CYRUS FARIVAR: Omidreza Mirsayafi was a 29-year-old blogger who mostly wrote about Iranian music and culture. However, his blog caught the attention of Iranian authorities. They accused him of insulting Iran's leaders and making propaganda against the state. Mirsayafi was sent to Tehran's notorious Evin Prison in December 2008. He died there on March 18th, 2009. Curt Hopkins is co-founder of the new online group, the March 18th Movement. Hopkins says it's still not clear how Mirsayafi died, though he was believed to have been depressed and had access to sedatives.

CURT HOPKINS: The long and short of it was that he died. And he died if not as direct action by his Iranian prison guards at least through inaction, through neglect. At that point, he became the first and so far only blogger to die in custody. The whole goal of the March 18th Movement is to make sure he's the last.

FARIVAR: One of Hopkins' partners in the March 18th group is Esra Al Shafei. She's a Bahrani human rights activist and founder of the website FreeKareem.org. That site is dedicated to another blogger known as Kareem Amer of Egypt. The 24-year-old was imprisoned in 2007 for crimes including defaming Egypt's President. Al Shafei says that bloggers who live in free countries have a responsibility to speak out for those who can't speak for themselves.

AL SHAFEI: The entire world should be aware that blogging here is not a right. It's something that people take a risk for and people really should use their own freedoms if they're abroad, like in Europe or in Australia or anywhere there is conservatively more freedoms, and they should really get involved and be aware and take action in order to prevent any deaths or any actions against bloggers to happen.

FARIVAR: Al Shafei hopes the March 18th website will become a forum for blogger videos that speak out for free expression and against persecution. She adds it could also provide concrete help for imprisoned bloggers like Kareem Amer.

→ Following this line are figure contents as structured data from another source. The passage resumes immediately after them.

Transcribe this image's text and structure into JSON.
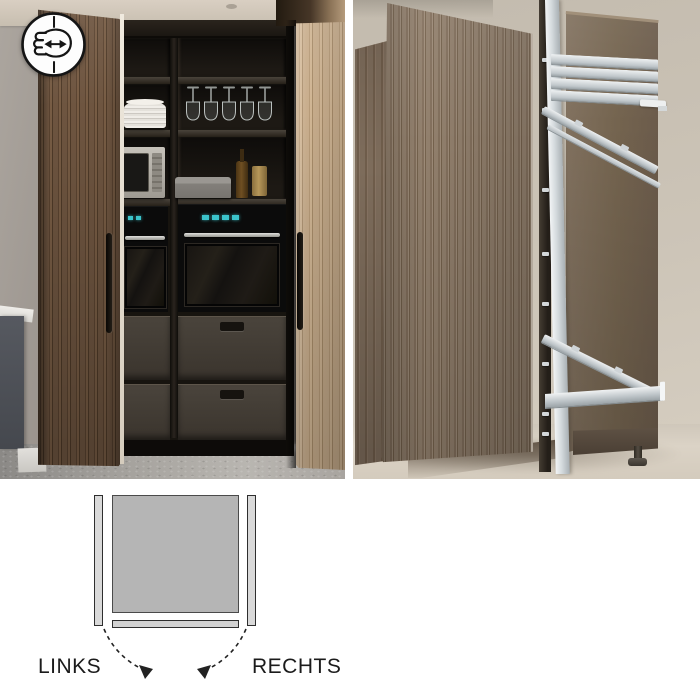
{
  "diagram": {
    "left_label": "LINKS",
    "right_label": "RECHTS"
  },
  "icon": {
    "name": "hand-slide-horizontal"
  },
  "colors": {
    "background": "#ffffff",
    "door_wood_dark": "#6b523c",
    "door_wood_light": "#c2a685",
    "mechanism_door_wood": "#8d7a68",
    "cabinet_side_brown": "#74644f",
    "rail_aluminum": "#d9dde0",
    "oven_display_teal": "#3bc3ca",
    "diagram_square_fill": "#b5b5b5",
    "diagram_bar_fill": "#d9d9d9",
    "diagram_outline": "#2e2e2e",
    "label_text": "#1b1b1b"
  }
}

AL SHAFEI: We also used the Internet to raise donations for Kareem, which he received physically. We raised donations online and we sent it to his friend in Alexandria, and she sent it personally to Kareem. He can use that, for example, to increase his mealtime or use the money to bribe the prison guards to go to the bathroom and to just make his life within prison much more convenient and safer.

FARIVAR: Another blogger, Omid Memarian, is more than familiar with the hardships of life as a political prisoner. He's an Iranian journalist and blogger who was arrested in 2004 and held in solitary confinement in a Tehran prison. He says at the time, there wasn't much outcry from the blogosphere.

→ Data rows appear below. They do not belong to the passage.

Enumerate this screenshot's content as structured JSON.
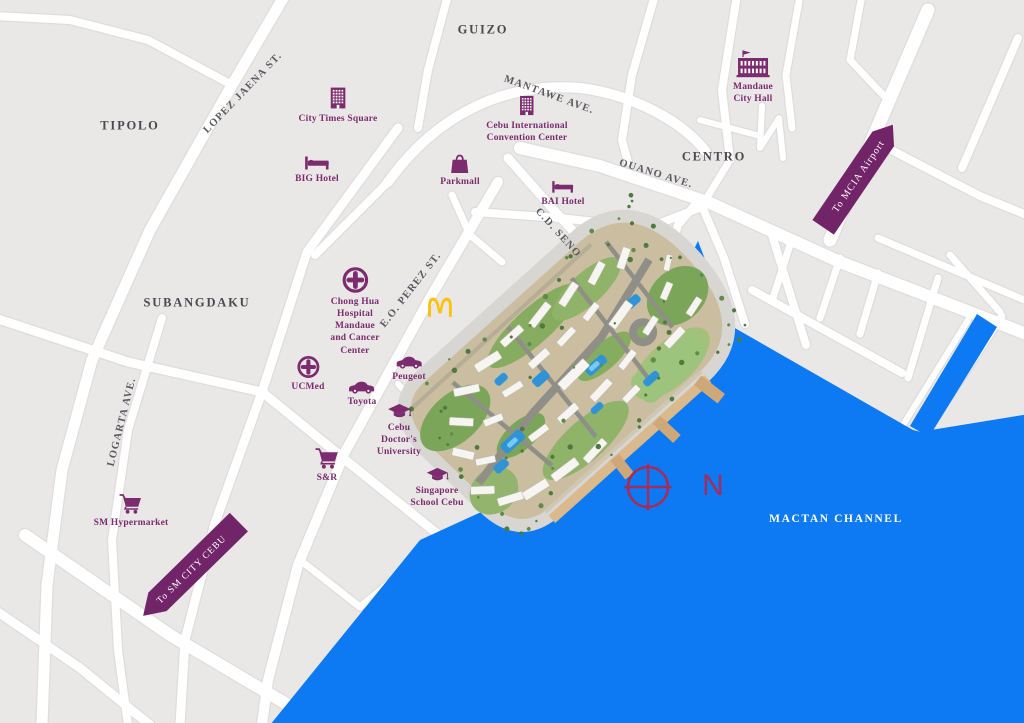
{
  "map": {
    "districts": [
      {
        "id": "tipolo",
        "label": "TIPOLO"
      },
      {
        "id": "guizo",
        "label": "GUIZO"
      },
      {
        "id": "centro",
        "label": "CENTRO"
      },
      {
        "id": "subangdaku",
        "label": "SUBANGDAKU"
      }
    ],
    "streets": [
      {
        "id": "lopez-jaena",
        "label": "LOPEZ JAENA ST."
      },
      {
        "id": "mantawe",
        "label": "MANTAWE AVE."
      },
      {
        "id": "ouano",
        "label": "OUANO AVE."
      },
      {
        "id": "cd-seno",
        "label": "C.D. SENO"
      },
      {
        "id": "eo-perez",
        "label": "E.O. PEREZ ST."
      },
      {
        "id": "logarta",
        "label": "LOGARTA AVE."
      }
    ],
    "pois": [
      {
        "id": "city-times-square",
        "label": "City Times Square",
        "icon": "building-icon"
      },
      {
        "id": "big-hotel",
        "label": "BIG Hotel",
        "icon": "hotel-bed-icon"
      },
      {
        "id": "cebu-international-convention-center",
        "label": "Cebu International\nConvention Center",
        "icon": "building-icon"
      },
      {
        "id": "parkmall",
        "label": "Parkmall",
        "icon": "shopping-bag-icon"
      },
      {
        "id": "bai-hotel",
        "label": "BAI Hotel",
        "icon": "hotel-bed-icon"
      },
      {
        "id": "mandaue-city-hall",
        "label": "Mandaue\nCity Hall",
        "icon": "city-hall-icon"
      },
      {
        "id": "chong-hua-hospital",
        "label": "Chong Hua\nHospital\nMandaue\nand Cancer\nCenter",
        "icon": "hospital-cross-icon"
      },
      {
        "id": "mcdonalds",
        "label": "",
        "icon": "mcdonalds-arches-icon"
      },
      {
        "id": "ucmed",
        "label": "UCMed",
        "icon": "hospital-cross-icon"
      },
      {
        "id": "toyota",
        "label": "Toyota",
        "icon": "car-icon"
      },
      {
        "id": "peugeot",
        "label": "Peugeot",
        "icon": "car-icon"
      },
      {
        "id": "cebu-doctors-university",
        "label": "Cebu\nDoctor's\nUniversity",
        "icon": "graduation-cap-icon"
      },
      {
        "id": "s-and-r",
        "label": "S&R",
        "icon": "shopping-cart-icon"
      },
      {
        "id": "singapore-school-cebu",
        "label": "Singapore\nSchool Cebu",
        "icon": "graduation-cap-icon"
      },
      {
        "id": "sm-hypermarket",
        "label": "SM Hypermarket",
        "icon": "shopping-cart-icon"
      }
    ],
    "direction_arrows": [
      {
        "id": "to-mcia-airport",
        "label": "To MCIA Airport"
      },
      {
        "id": "to-sm-city-cebu",
        "label": "To SM CITY CEBU"
      }
    ],
    "water_label": "MACTAN CHANNEL",
    "compass_label": "N",
    "colors": {
      "land": "#e9e8e7",
      "road": "#ffffff",
      "water": "#0d79f2",
      "brand_purple": "#7c2b6e",
      "arrow_purple": "#722468",
      "compass_crimson": "#a52d5c",
      "district_text": "#4b4950",
      "street_text": "#5a5860",
      "mcdonalds_gold": "#fdc10d"
    }
  }
}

OMID MEMARIAN: Four or five years ago, it was much different. It was a very new phenomenon and even though we had a kind of reaction amongst some bloggers, it was not that kind of unity or a kind of big voice among them. Now, people really react, people put the news of their arrests on their blogs and really cover them.

FARIVAR: Some have suggested that publicizing these cases may put imprisoned bloggers in even more danger. But Memarian says the fact that activists like the March 18th movement are rallying to bloggers' cause can only help their situation. For The World, I'm Cyrus Farivar.